Une nouvelle industrie: la caséinerie.
L'industrie des beurreries, très ancienne et très connue d'ailleurs, vient de donner naissance à une nouvelle industrie, fort intéressante, et qui paraît appelée à un bel avenir.
Pour faire du beurre, on sépare la crème du lait, et il reste ce qu'on nomme le petit-lait. Mais que devient ce liquide? Généralement, on l'emploie à nourrir des porcs. Mais voici qu'on vient de s'aviser qu'il y avait à faire de ce liquide un emploi beaucoup plus lucratif et aussi beaucoup plus compliqué.

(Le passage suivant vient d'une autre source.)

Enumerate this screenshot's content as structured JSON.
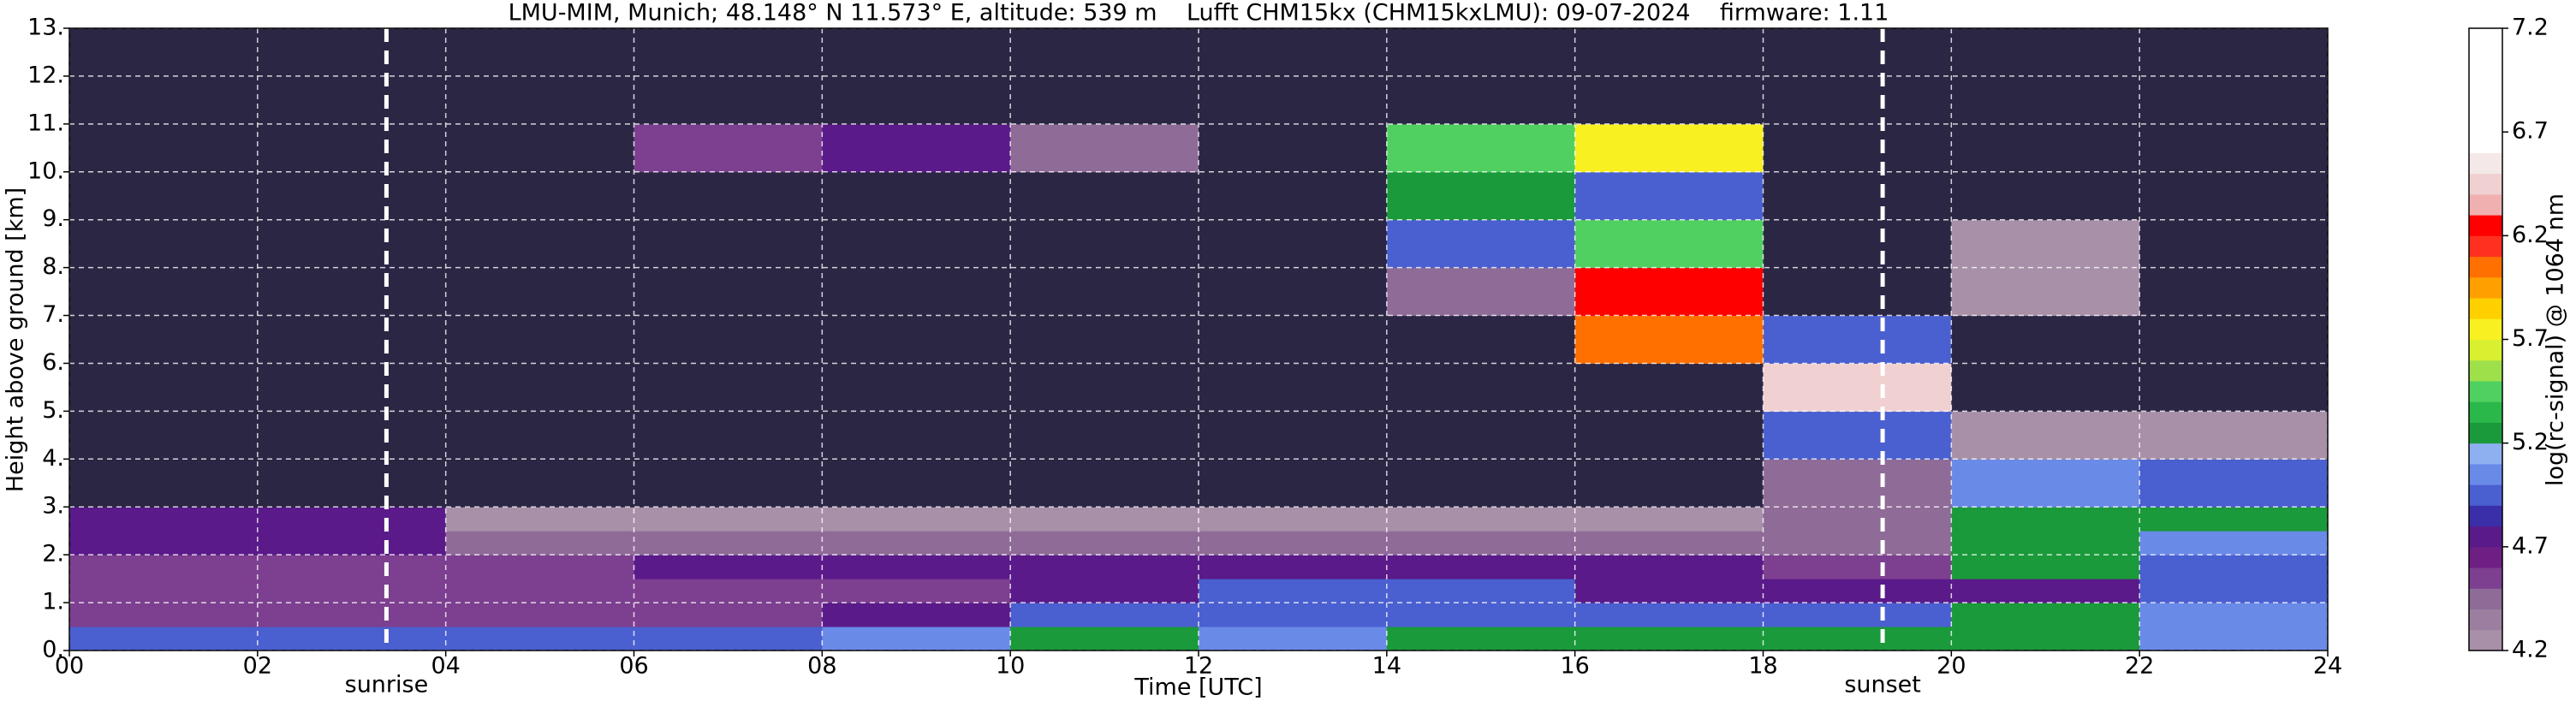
{
  "chart_data": {
    "type": "heatmap",
    "title": "LMU-MIM, Munich; 48.148° N 11.573° E, altitude: 539 m    Lufft CHM15kx (CHM15kxLMU): 09-07-2024    firmware: 1.11",
    "x_label": "Time [UTC]",
    "y_label": "Height above ground [km]",
    "colorbar_label": "log(rc-signal) @ 1064 nm",
    "xlim": [
      0,
      24
    ],
    "xticks": [
      {
        "value": 0,
        "label": "00"
      },
      {
        "value": 2,
        "label": "02"
      },
      {
        "value": 4,
        "label": "04"
      },
      {
        "value": 6,
        "label": "06"
      },
      {
        "value": 8,
        "label": "08"
      },
      10,
      12,
      14,
      16,
      18,
      20,
      22,
      24
    ],
    "ylim": [
      0,
      13
    ],
    "yticks": [
      {
        "value": 0,
        "label": "0."
      },
      {
        "value": 1,
        "label": "1."
      },
      {
        "value": 2,
        "label": "2."
      },
      {
        "value": 3,
        "label": "3."
      },
      {
        "value": 4,
        "label": "4."
      },
      {
        "value": 5,
        "label": "5."
      },
      {
        "value": 6,
        "label": "6."
      },
      {
        "value": 7,
        "label": "7."
      },
      {
        "value": 8,
        "label": "8."
      },
      {
        "value": 9,
        "label": "9."
      },
      {
        "value": 10,
        "label": "10."
      },
      {
        "value": 11,
        "label": "11."
      },
      {
        "value": 12,
        "label": "12."
      },
      {
        "value": 13,
        "label": "13."
      }
    ],
    "grid": true,
    "x_edges": [
      0,
      2,
      4,
      6,
      8,
      10,
      12,
      14,
      16,
      18,
      20,
      22,
      24
    ],
    "y_edges": [
      0,
      0.5,
      1,
      1.5,
      2,
      2.5,
      3,
      4,
      5,
      6,
      7,
      8,
      9,
      10,
      11,
      12,
      13
    ],
    "z": [
      [
        4.95,
        4.9,
        4.9,
        4.9,
        5.1,
        5.2,
        5.1,
        5.3,
        5.3,
        5.3,
        5.2,
        5.1
      ],
      [
        4.6,
        4.6,
        4.6,
        4.6,
        4.7,
        5.0,
        5.0,
        5.0,
        5.0,
        4.9,
        5.2,
        5.1
      ],
      [
        4.6,
        4.6,
        4.6,
        4.6,
        4.6,
        4.8,
        4.9,
        4.9,
        4.8,
        4.7,
        4.7,
        4.9
      ],
      [
        4.6,
        4.6,
        4.6,
        4.7,
        4.7,
        4.8,
        4.8,
        4.8,
        4.7,
        4.6,
        5.2,
        5.0
      ],
      [
        4.8,
        4.8,
        4.5,
        4.5,
        4.4,
        4.4,
        4.4,
        4.4,
        4.4,
        4.4,
        5.3,
        5.1
      ],
      [
        4.7,
        4.7,
        4.3,
        4.3,
        4.3,
        4.3,
        4.3,
        4.3,
        4.3,
        4.4,
        5.3,
        5.2
      ],
      [
        4.0,
        4.0,
        4.0,
        4.0,
        4.0,
        4.0,
        4.0,
        4.0,
        4.0,
        4.4,
        5.1,
        5.0
      ],
      [
        4.0,
        4.0,
        4.0,
        4.0,
        4.0,
        4.0,
        4.0,
        4.0,
        4.0,
        5.0,
        4.2,
        4.2
      ],
      [
        4.0,
        4.0,
        4.0,
        4.0,
        4.0,
        4.0,
        4.0,
        4.0,
        4.0,
        6.4,
        4.1,
        4.0
      ],
      [
        4.0,
        4.0,
        4.0,
        4.0,
        4.0,
        4.0,
        4.0,
        4.0,
        6.0,
        5.0,
        4.1,
        4.0
      ],
      [
        4.0,
        4.0,
        4.0,
        4.0,
        4.0,
        4.0,
        4.0,
        4.5,
        6.2,
        4.1,
        4.2,
        4.0
      ],
      [
        4.0,
        4.0,
        4.0,
        4.0,
        4.0,
        4.0,
        4.0,
        5.0,
        5.5,
        4.0,
        4.3,
        4.0
      ],
      [
        4.0,
        4.0,
        4.0,
        4.0,
        4.0,
        4.0,
        4.0,
        5.2,
        5.0,
        4.0,
        4.1,
        4.0
      ],
      [
        4.0,
        4.0,
        4.0,
        4.6,
        4.8,
        4.5,
        4.1,
        5.5,
        5.8,
        4.0,
        4.0,
        4.0
      ],
      [
        4.0,
        4.0,
        4.0,
        4.0,
        4.0,
        4.0,
        4.0,
        4.0,
        4.0,
        4.0,
        4.0,
        4.0
      ],
      [
        4.0,
        4.0,
        4.0,
        4.0,
        4.0,
        4.0,
        4.0,
        4.0,
        4.0,
        4.0,
        4.0,
        4.0
      ]
    ],
    "clim": [
      4.2,
      7.2
    ],
    "cticks": [
      4.2,
      4.7,
      5.2,
      5.7,
      6.2,
      6.7,
      7.2
    ],
    "under_color": "#2b2644",
    "colors": [
      "#a890a8",
      "#9c7fa0",
      "#8f6b98",
      "#7d3f8f",
      "#6e1f84",
      "#5a1a8a",
      "#3a2fa8",
      "#4a5fd0",
      "#6a8ae8",
      "#8fb0f0",
      "#1a9a3a",
      "#2ab84a",
      "#50d060",
      "#9ee04a",
      "#d8f030",
      "#f8f020",
      "#ffd000",
      "#ffa000",
      "#ff7000",
      "#ff3020",
      "#ff0000",
      "#f0b0b0",
      "#f0d0d0",
      "#f4e8e8",
      "#ffffff",
      "#ffffff",
      "#ffffff",
      "#ffffff",
      "#ffffff",
      "#ffffff"
    ],
    "annotations": [
      {
        "text": "sunrise",
        "x": 3.37
      },
      {
        "text": "sunset",
        "x": 19.27
      }
    ]
  }
}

En effet, le petit-lait contient encore de la caséine et de la lactose.
Or, avec la caséine, on peut, en la solidifiant, fabriquer une foule d'objets à bon marché. Et, en effet, la caséine remplace avantageusement le celluloïd, dont elle n'a ni la mauvaise odeur, ni surtout la dangereuse inflammabilité.
C'est ainsi qu'a été fondée, il y a quelques mois, une caséinerie à Surgères, dans la Charente-Inférieure, près d'une beurrerie coopérative.
Cette caséinerie a été organisée par le docteur Zirn. Avec la caséine solidifiée par des procédés chimiques, on fabrique des objets dits en «galalithe» ou pierre de lait; la plus blanche sert à faire de la colle; et même on en réserve une certaine quantité, dont la coagulation a été spontanée, pour des produits d'alimentation.
Quant à la lactose du petit-lait, il est également facile de l'extraire, et l'on songe à l'employer pour l'alimentation artificielle des enfants, ainsi qu'on le fait en Allemagne et en Angleterre.
Actuellement, on fabrique en galalithe des peignes, des porte-plume, des coupe-papier, des grattoirs, des broches, etc.
Le petit-lait de trente-cinq laiteries est employé dans la caséinerie de Surgères qui, cette année, a manipulé 180.000 kilogrammes de caséine.